Die Medienmarken im Netz stehen am Scheideweg: Entweder sie setzen auf die Karte Reichweite und optimieren die Besucherzahlen ihrer Websites in jeder erdenklichen Weise. Oder sie setzen auf die Karte Bezahllösung – und vergessen die hohen Besucherzahlen und die damit verbundenen Werbeeinnahmen. Die klare Trennung von Masse und Klasse könnte eine Chance sein für beide Modelle.

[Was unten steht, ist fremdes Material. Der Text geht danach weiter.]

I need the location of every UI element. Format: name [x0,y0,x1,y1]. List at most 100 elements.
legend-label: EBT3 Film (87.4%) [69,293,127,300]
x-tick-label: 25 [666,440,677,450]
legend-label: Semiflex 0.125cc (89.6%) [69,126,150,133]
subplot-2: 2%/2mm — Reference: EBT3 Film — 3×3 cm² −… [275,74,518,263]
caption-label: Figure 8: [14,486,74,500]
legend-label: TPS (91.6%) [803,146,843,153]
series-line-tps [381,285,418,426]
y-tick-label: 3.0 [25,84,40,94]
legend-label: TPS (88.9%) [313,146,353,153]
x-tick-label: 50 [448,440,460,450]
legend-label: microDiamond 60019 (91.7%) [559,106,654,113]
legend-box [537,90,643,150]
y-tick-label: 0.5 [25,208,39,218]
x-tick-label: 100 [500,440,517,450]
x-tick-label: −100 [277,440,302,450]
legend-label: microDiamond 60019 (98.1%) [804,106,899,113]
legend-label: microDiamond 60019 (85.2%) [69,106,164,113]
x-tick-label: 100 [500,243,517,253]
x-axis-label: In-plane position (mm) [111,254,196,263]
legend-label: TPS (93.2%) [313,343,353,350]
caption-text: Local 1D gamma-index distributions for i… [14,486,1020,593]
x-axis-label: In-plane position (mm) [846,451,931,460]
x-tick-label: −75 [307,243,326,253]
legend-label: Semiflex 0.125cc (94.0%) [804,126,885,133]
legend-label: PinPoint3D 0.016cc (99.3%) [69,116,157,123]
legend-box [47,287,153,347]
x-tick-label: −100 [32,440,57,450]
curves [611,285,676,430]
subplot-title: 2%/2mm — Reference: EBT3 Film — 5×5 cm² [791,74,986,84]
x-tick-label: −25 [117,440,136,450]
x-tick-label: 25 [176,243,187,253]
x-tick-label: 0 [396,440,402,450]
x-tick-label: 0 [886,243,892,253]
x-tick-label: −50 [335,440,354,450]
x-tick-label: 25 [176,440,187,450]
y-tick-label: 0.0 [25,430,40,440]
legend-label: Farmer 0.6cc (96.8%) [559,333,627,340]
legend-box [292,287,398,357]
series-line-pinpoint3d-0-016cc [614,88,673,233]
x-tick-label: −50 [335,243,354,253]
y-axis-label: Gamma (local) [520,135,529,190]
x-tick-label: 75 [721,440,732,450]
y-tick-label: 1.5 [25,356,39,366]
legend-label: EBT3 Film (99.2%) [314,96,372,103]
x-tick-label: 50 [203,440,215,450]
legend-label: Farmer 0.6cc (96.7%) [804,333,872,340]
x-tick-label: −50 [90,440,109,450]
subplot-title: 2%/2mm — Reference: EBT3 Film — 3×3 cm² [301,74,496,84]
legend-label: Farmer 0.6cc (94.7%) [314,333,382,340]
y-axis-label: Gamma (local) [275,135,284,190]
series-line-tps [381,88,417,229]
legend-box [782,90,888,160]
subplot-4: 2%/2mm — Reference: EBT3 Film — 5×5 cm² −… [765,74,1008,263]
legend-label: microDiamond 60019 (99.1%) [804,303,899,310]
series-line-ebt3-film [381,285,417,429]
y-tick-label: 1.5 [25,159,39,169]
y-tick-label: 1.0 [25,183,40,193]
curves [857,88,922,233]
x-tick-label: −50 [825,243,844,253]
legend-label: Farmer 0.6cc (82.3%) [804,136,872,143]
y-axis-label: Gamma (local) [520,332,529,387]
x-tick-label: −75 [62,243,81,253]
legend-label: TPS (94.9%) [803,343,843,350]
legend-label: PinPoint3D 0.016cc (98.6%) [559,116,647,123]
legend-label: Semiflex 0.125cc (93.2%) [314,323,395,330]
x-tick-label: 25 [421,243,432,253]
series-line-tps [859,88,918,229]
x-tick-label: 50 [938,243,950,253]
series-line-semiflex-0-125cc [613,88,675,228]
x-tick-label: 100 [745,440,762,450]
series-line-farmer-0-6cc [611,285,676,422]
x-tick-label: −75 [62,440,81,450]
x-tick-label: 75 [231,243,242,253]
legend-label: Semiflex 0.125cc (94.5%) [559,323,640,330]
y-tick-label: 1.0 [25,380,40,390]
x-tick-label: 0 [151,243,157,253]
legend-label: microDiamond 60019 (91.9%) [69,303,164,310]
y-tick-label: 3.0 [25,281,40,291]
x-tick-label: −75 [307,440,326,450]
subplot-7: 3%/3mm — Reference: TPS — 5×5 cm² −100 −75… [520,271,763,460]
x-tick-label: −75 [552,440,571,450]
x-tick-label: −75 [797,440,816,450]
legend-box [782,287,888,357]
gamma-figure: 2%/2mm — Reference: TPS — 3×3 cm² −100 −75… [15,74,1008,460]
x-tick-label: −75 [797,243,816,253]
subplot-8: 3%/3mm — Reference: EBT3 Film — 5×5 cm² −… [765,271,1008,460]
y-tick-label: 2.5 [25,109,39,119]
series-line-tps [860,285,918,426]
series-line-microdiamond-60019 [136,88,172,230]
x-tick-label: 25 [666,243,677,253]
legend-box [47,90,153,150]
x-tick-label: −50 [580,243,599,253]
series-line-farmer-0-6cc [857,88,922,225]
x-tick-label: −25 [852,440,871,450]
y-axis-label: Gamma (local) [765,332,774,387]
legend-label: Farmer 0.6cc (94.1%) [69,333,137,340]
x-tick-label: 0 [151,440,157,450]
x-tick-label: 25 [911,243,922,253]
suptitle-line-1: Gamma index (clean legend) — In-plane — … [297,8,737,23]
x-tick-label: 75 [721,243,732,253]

«Das erste Werbebanner der Geschichte wurde von 44 Prozent der Nutzer angeklickt, die es sahen. Heute, 20 Jahre später, gilt eine Klickrate von fünf Promille als Erfolg.» Und: «Nur noch jeder Zehntausendste findet Werbe-Einblendungen im Web so interessant, dass er darauf klickt, um mehr zu erfahren.» Zwei Sätze aus dem Brandeins-Artikel «Die kurzen Arme der Datenkraken» zeigen auf, dass klassische Online-Werbung heute kein einfaches Geschäft ist. Dass Print-Anzeigen besser beachtet werden, ist nicht zu belegen, was Print-Verleger glücklich macht, denn so können sie mangels Gegenbeweis ungestraft behaupten, dass dem so ist.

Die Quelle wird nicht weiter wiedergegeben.